Dizin anatomik bir incelemesi, iyi bir genel hareketliliği koşullandıran ve buna izin veren eklem yüzeyleri arasındaki zayıf uyumu ve tanımlayabileceğimiz ligamentöz yapılar tarafından "pasif olarak" sağlanan eklemin sınırlı stabilitesini vurgular: merkezi yapılar, bu ön ve arka çapraz bağlarla ve yan bağlar tarafından oluşturulan çevresel yapılarla temsil edilir.
Bunun yerine diz, eklem stabilizasyon sistemine ait olan tüm bu kas yapıları tarafından aktif olarak sarılır.Bu önemli eklem stabilizasyon aktivitesinde esas olarak yer alan kaslar:
- kuadriseps;
- hamstringler;
- popliteal;
- geniş medial;
- tensör fasya lata ve gluteus maximus.
Tüm bu kasların sinerjik etkisi, aslında, üç uzay düzleminde, ancak her durumda daha çok sagital düzlemde çalışan eklem için mükemmel bir koruma kaynağını temsil eder, çoğu zaman çeşitli gerilim biçimlerine maruz kalır.
Aslında, dik duruş sırasında, dizin herhangi bir fleksiyonu, tibial plato seviyesinde eğik bir düzlem oluşturur ve bu, femoral kondillerin önden kaymasına neden olarak çapraz bağlarda (LCP ve LCL) belirli bir gerginliğe neden olur.
Neyse ki, kuadrisepsin kas hareketinin bazı bileşenleri, hamstring kasları ile sinerji içinde, bu olumsuz ileri harekete her zaman etkili bir şekilde karşı çıkar ve bu hareketler tarafından abartılı bir şekilde vurgulanan ve bazen çok zorlanan ve aşırı yüklenen tüm bağ yapılarını aşınma ve travmadan korur. .
Bu nedenle, karşılıklı dengedeki tüm eklem ve kas kuvvetleri, - bir uzman tarafından dikkatlice değerlendirilen belirli bir eğitim tarafından sürekli olarak uyarılırsa - zamanla diz eklemini travmatize eden, hatta bazen onarılamaz bir şekilde travmatize eden bu stresleri sınırlamayı sağlar, gerektiğinde her şeyi yaratan bir tür " koruyucu ped" amortisör ve diz stabilizatörü.
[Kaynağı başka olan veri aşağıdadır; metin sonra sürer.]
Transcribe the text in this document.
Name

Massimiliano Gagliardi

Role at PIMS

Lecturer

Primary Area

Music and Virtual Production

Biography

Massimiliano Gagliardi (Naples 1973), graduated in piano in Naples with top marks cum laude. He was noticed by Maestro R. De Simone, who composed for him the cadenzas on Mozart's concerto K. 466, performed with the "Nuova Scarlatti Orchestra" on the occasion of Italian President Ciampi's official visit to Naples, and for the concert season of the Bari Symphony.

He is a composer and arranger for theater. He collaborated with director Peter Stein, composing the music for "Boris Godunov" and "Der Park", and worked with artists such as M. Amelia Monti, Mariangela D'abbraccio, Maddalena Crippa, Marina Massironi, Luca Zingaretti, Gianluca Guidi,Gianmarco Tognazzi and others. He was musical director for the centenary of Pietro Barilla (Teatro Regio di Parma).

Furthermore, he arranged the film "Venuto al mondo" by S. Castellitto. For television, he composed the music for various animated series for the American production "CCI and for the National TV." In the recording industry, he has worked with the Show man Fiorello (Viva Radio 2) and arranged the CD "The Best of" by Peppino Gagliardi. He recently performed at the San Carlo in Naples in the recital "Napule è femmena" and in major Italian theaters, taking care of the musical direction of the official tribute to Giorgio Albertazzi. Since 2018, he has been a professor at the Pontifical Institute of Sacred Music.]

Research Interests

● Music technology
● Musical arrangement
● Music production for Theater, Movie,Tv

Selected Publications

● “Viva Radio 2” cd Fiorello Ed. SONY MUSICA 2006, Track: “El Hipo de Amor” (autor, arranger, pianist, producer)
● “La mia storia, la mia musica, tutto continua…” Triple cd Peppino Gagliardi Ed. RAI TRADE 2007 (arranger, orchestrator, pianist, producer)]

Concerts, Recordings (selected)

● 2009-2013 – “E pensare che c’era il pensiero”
Bununla birlikte, ön düzlemle sınırlı olan diz, kısmen kalçanın desantralizasyonu nedeniyle, ancak bacakların fizyolojik valgusu tarafından ve kısmen de yan kasların her zaman iyi bir abdüktör eylemine sahip olma yeteneği ile iptal edildiğinden, tüm bu değişken kuvvetlere maruz kalabilir. .
Bu nedenle bacak ve diz eklemini korumak ve stabilize etmek için bir kez daha önemli olan tanımlayabileceğimiz lateral kaslar şunlardır:
- Fasya latanın tensörü;
- gluteus maximus;
- hamstring
- popliteal;
- ve kısmen kuadrisepsin bir parçası.
Bununla birlikte, dahili olarak, bu nedenle medial taraftan bahsederken, bacak kasları (semimembranosus, semitendinosus, gracilis ve sartorius), "sadece diz dik konuma göre hafifçe büküldüğünde veya uzatıldığında bir anti-valgizasyon etkisi geliştirir.
Bacağın kas dengesinin "önem"ini bir kez daha tekrarlayarak, ki bu bizim geniş ölçüde anladığımız üzere, iyi bir genel denge ile modüle edilir, popliteal ve tensör fasya lata tarafından desteklenen hamstring ve biseps kaslarının değerli çalışmasını hatırlıyoruz. , ana dış rotatörlerden biri olan dizin aşırı iç rotasyonundan "kaçınılmasında" temel bir rol üstlenir.
Patellar tendonun etkisiyle dizin kısmi iç rotasyonunu gerçekleştiren kuadrisepsin temel çalışması daha az önemli değildir.
Her bir kas ve bağın, diğerleriyle etkileşime giren, eklemimize uyguladığı ve genellikle onu çok daha verimli ve stabil hale getirdiği denge çalışmasına ilişkin bu genel bakışı bitirirken, dizin sürekli aşırı çalışmasını dengeleyen aktif sistemlerden bahsedeceğim. eklemin yorulmaz nöbetçileri olarak çalıştılar, gerektiğinde dizlerimizin çalışmasını sürdürülemez hale getiren abartılı ve orantısız streslere karşı en uygun olan tüm kas hareketlerini derhal harekete geçirerek travma ve onarılamaz yaralanmalardan kaçındı; alıcı bölgeler.